In a previous post, a diagnosis of American health care ills revealed that – for various reasons – the American Health Care Act is the wrong medicine. In this post we build on that diagnosis to explore prescriptions for giving the country the right medicine, suggesting a pathway to healing the system and improving the nation’s health.
The country’s health care ills are not an acute flare up; they are a chronic (deeply embedded) affliction that developed over many decades. Too many people are without sufficient insurance coverage and find health care too costly, and, frankly a nightmare to navigate. In addition, the health outcomes it produces are worse than those achieved in other economically developed countries. So we have a system that doesn’t deliver on what people want or need.
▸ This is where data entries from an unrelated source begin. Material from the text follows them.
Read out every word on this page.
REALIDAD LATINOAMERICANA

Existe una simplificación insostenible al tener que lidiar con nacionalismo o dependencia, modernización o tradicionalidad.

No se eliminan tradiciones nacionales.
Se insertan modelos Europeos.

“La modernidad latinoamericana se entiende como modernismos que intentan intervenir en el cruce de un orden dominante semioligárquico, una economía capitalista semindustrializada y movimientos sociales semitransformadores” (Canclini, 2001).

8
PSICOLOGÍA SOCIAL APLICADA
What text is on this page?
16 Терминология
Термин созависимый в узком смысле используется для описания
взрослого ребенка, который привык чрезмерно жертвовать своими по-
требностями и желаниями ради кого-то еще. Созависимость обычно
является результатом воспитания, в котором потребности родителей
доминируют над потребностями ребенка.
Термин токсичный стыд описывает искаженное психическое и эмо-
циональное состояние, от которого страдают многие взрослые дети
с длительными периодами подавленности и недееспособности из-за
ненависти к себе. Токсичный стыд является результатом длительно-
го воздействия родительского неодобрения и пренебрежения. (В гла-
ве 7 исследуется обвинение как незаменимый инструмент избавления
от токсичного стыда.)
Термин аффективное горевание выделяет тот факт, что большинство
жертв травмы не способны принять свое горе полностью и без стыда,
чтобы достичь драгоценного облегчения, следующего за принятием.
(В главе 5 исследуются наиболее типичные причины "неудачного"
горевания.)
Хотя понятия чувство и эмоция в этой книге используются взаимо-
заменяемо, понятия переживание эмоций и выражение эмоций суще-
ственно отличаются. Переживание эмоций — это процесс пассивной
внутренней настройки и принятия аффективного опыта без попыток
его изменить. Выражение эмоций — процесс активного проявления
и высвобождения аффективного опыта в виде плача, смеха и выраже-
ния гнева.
People care most about having health insurance, reasonable access to care without hassle, and the ability to pay for their care – including premiums, deductibles, co-pays, and drug costs – all within an equitable framework. In brief, affordable coverage to accessible care. What do conversations across the country tell us about the right treatment for our system’s ills?
Discussions among grassroots groups and analyses by health policy experts reflect a growing national consensus for movement toward both more affordable care and universal health insurance coverage. Reforming the financing and organization of the nation’s health care delivery system must go hand in hand with policy to adopt universal coverage. The social, economic, and moral arguments for reform reinforce that delivery system reform and policy reform are inextricably connected.
On coverage, the Affordable Care Act (ACA) moved the country forward, but significant gaps remain amidst the patchwork of coverage via employment-based insurance, Medicare, Medicaid, and individual insurance markets. Policy analysts across the political spectrum have offered solutions for closing the remaining gaps. The most far-reaching would entail taking one component, i.e., Medicare, and expanding it to the entire population. Three other proposals would close gaps by:
- Lowering the age of Medicare eligibility
- Allowing everyone under 65 to enroll in Medicaid
- Expanding the individual insurance markets, while reinforcing individual responsibility by strengthening insurance mandates and increasing the penalties for being uninsured
Regardless of which pathway the country takes to get to universal coverage, all of us will need to swallow some medicine, and take some responsibility in paying our share and using the system prudently. No system will work well without universal coverage and the resources that we collectively contribute to finance it. Those resources must be measured carefully and the pathway must include adopting robust mechanisms to bring health care costs under control. This will be the most contentious part of the work, because many, if not most, of the institutional interests benefitting from the current system will resist these changes. The carrots that enticed these interests to support the tepid steps toward affordability in the ACA are less available now. Nevertheless, if we are to get to universal coverage, it must be accompanied by affordable and accessible care because the country needs to come to grips with our disproportionately high spending on health care. This means the system needs to be designed, managed, and regulated with consumers in mind.
Developing a national consensus on embracing a pathway to universal coverage and affordable care will take time and be hard work. It will require widespread discussion about values and tradeoffs. It will require patience, wisdom, and leadership; and it will require learning. We are already seeing lessons offered from the experience of other countries – the risks of block grants in Canadian provinces and the benefits of community health centers in Spain. States can also be laboratories for learning, such as watching California’s current consideration of a single-payer initiative.
In the meantime, policymakers should “do no harm” to the country’s health and stabilize current coverage while supporting and strengthening ongoing delivery system reforms. Some of the current pillars of coverage may not be kept in the long run, but none should be discarded until an agreed upon replacement is ready to implement in conjunction with progress on financing and organizational efficiencies.
It is worth repeating that much of the controversy about our health care system’s ills are not about the ACA per se. The problems that need to be fixed were pre-existing conditions when the ACA passed. The ACA helped, but the chronic illness remained. And it is peoples’ experiences with the chronic problems of the system that have shaped their views of the ACA. Indeed, views of the ACA – favorable or unfavorable – depend on peoples’ own premiums and out-of-pocket costs, even if their coverage is not via the ACA. So we need to move beyond the unbridled and unproductive focus on the ACA to considering how we move forward to what the country needs and wants – universal affordable coverage to accessible health care.